Numa rápida série de atualizações partilhadas no X, o ministério confirmou que as suas forças tinham interceptado dois drones no deserto do “Bairro Vazio”. Esses aviões foram direcionados ao “campo petrolífero de Shaibah” antes de serem abatidos.
O ministério confirmou que dois drones adicionais foram destruídos na região leste.
Num contexto de crescentes ameaças regionais, os canais diplomáticos foram reforçados. O Ministro das Relações Exteriores da Rússia, Sergey Lavrov, manteve uma conversa telefônica com o Ministro das Relações Exteriores da Arábia Saudita, Faisal bin Farhan, para discutir a necessidade de evitar uma nova escalada da crise no Oriente Médio.
O Ministério dos Negócios Estrangeiros da Rússia observou numa publicação no X que “os ministros sublinharam a necessidade de consolidar os esforços da comunidade internacional” para evitar que a situação se agrave.
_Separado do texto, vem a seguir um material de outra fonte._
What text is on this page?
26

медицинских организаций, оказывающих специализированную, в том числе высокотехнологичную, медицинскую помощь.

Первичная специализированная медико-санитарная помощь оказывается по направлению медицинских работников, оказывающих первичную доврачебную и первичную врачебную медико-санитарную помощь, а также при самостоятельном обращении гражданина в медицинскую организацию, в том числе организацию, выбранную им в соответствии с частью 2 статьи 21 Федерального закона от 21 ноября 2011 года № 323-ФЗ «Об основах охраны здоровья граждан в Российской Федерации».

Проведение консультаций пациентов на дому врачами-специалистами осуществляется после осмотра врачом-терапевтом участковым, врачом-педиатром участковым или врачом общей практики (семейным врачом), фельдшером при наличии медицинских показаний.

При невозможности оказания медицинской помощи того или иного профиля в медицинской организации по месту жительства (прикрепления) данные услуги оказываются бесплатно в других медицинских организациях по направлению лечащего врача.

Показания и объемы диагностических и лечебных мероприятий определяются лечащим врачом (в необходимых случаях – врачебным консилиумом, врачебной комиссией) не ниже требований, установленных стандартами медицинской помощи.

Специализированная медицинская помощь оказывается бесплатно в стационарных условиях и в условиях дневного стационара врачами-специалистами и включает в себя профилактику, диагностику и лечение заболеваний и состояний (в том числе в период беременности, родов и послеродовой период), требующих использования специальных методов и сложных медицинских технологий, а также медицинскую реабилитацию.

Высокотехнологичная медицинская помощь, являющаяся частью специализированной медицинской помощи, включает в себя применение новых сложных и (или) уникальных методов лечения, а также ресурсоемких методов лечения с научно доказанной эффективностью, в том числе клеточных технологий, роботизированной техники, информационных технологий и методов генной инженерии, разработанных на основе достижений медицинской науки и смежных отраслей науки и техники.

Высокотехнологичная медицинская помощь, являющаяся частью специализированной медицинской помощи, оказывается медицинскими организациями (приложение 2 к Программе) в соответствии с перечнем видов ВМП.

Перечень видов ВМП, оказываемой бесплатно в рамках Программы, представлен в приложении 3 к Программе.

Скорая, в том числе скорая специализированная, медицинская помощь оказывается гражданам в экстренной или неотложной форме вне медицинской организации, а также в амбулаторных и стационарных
A ação diplomática seguiu-se a um forte aviso de Washington. Na terça-feira, o secretário da Guerra dos EUA, Pete Hegseth, alertou a Rússia contra a intromissão no conflito em curso no Ocidente, particularmente nas tensões envolvendo o Irão, os EUA e Israel.
No briefing do Pentágono, Hegseth referiu-se ao recente “apelo forte” entre o presidente dos EUA, Donald Trump, e o presidente russo, Vladimir Putin. Embora Cole tenha sugerido uma “chance de alguma paz” em relação à guerra na Ucrânia, ele observou que isso incluiria um firme “reconhecimento” de que a Rússia “não deveria estar envolvida” no conflito com o Irão.
O Kremlin confirmou a comunicação, com o assessor Yuri Ushakov descrevendo a conversa como “profissional, aberta e construtiva”.
Segundo relatos, o Presidente Trump iniciou a chamada para discutir os últimos desenvolvimentos internacionais com foco na crise do Irão e nas conversações trilaterais entre Washington, Moscovo e Kiev.
Após a conversa com os EUA, o Presidente Putin manteve uma discussão detalhada com o Príncipe Herdeiro Saudita e o Primeiro Ministro Mohammed bin Salman Al Saud.
O Kremlin abordou a “escalada no Médio Oriente” como a causa da “agressão armada dos Estados Unidos e de Israel contra a República Islâmica do Irão”.
Estas conversações de alto nível seguem-se a uma série de reuniões anteriores entre Moscovo e Riade. Em 9 de Março, Lavrov e o seu homólogo saudita “compararam notas” sobre questões críticas, incluindo a situação na Síria, no Iémen e no acordo palestino-israelense.
Ambos os países concordaram em manter uma “estreita coordenação” para promover uma “solução sustentável” através do diálogo baseado em “interesses legítimos e preocupações das partes interessadas”.